La clé de l’église

On m’a confié la clé de l’église. J’aurais aimé écrire « les clés », mais il n’y en a qu’une. Une toute petite église, veillant sur un tout petit village, mais une lourde clé de fer forgée. Je ne sais pas grand-chose de l’édifice sinon qu’il se situe littéralement à deux pas de chez nous, qu’on y célèbre, m’a-t-on dit, une messe et une seule, chaque été au 15 août, qu’une chorale s’y produit parfois, et qu’elle demeure fraîche même quand la chaleur, comme ces dernières semaines, écrase le village, brûlant les vivants et les morts, les plantes et les murs de pierre blanche. Chaque matin, au réveil, après le petit-déjeuner, j’ouvre à l’aide de la clé les deux battants de bois, et chaque soir, à la tombée du jour, je les referme. Dans l’après-midi, je m’y installe une petite heure, quand j’ai besoin de faire le tri dans mes idées : je vais m’asseoir sur un banc, sous la chaire, et griffonne sur des feuilles à grand format quelques notes concernant mes travaux en cours sous le regard pétrifié des statues.
 
Mon amie plaisante à ce sujet en me faisant remarquer que j’ai finalement trouvé un emploi, et elle songe en disant cela à Jeannette, qui, à l’époque où nous habitions une petite ville du Cantal, avait en charge l’ouverture et la fermeture des portes de l’église. Toutefois, son église à elle avait plutôt l’allure d’une cathédrale, alors que la mienne mérite au mieux, si l’on s’en tient aux dimensions, le titre de chapelle. Jeannette y faisait aussi un peu de ménage, secondant le sacristain, rangeait et disposait les chaises et les agenouilloirs pour l’office du dimanche, et le reste du temps, promenait son chien dans les ruelles où nous ne manquions pas, plusieurs fois par jour, de nous croiser, car j’ai aussi un chien, que je promène tout autant qu’elle. On bavardait un peu : le temps qu’il fait d’abord, quelques ragots dont elle faisait son miel, un film qu’elle avait vu au cinéma, car elle prenait à cœur d’aller au cinéma et au restaurant une fois par semaine malgré ses modestes revenus. Une petite vieille édentée, qui n’avais pas sa langue dans sa poche et avait épuisé nombre d’évêques et de curés depuis qu’elle avait été choisie pour cette tâche.
 
Me voici donc dans ma petite église, que personne ne visite jamais. Sur l’autel, quelques fleurs de tissu éternelles, et derrière le chœur, dans la sacristie, un large bouquet de tournesols qui, faits de la même étoffe, ne périront pas de sitôt. Des statues de plâtre bariolées avec des dorures condamnées à soutenir pour toujours le même regard figé, jusqu’à ce qu’elles s’effondrent, pour une raison ou pour une autre, et retournent à la poussière.

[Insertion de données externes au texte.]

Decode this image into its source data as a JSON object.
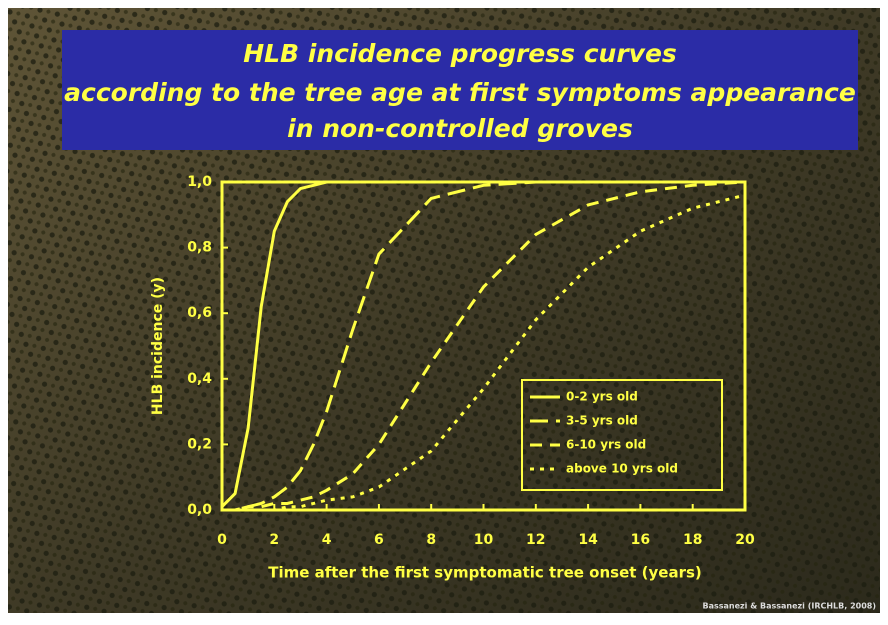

Sur le lutrin, les pages ouvertes d’un grand livre de psaumes, pages qui sans doute n’ont pas été tournées depuis le 15 août de l’an dernier, ça fera bientôt un an. Les couleurs du retable s’effaceront plus rapidement sans doute, mais le marbre sur lequel il repose semble indestructible. Un des vitraux est brisé aux pieds de Saint Georges – ce qui ne l’empêchera pas de triompher ad vitam eternam du dragon, et l’harmonium tombe en ruines. Dans une des chapelles latérales, une petite Vierge noire et l’enfant Jésus, noir également. Un confessionnal en assez bon état, avec encore un coussin violet à la place du confesseur.
 
Bizarrement, je me prends d’affection pour cet édifice solitaire et oublié, et, en lui rendant visite trois fois dans la journée, pour ouvrir, méditer un peu, puis, fermer, j’ai le sentiment de le sortir un peu de cette gangue d’éternité dans lequel il est en quelque sorte piégé. Je rétablis un semblant de rythme, une ébauche timide de ritualisation, un ersatz de vie. Comme si j’avais la charge d’une très vieille personne abandonnée de tous ses proches, une vieille personne silencieuse, mais plus solide sans doute que tout ce qui dehors s’agite, s’élève et se délite, plus réelle d’une certaine façon, parfaitement indifférente à l’atmosphère du fin du monde qui berce l’époque, le témoin muet d’une très ancienne culture disparue, ou, si l’on préfère, d’un monde perdu. Cela m’occupe un peu sans doute, me donne aussi quelques devoirs, et qu’importe à vrai dire mon anti-cléricalisme foncier, j’ai toujours aimé saluer les chapelles de village, étudier les modillons, rêvasser un moment assis sur les bancs austères et inconfortables.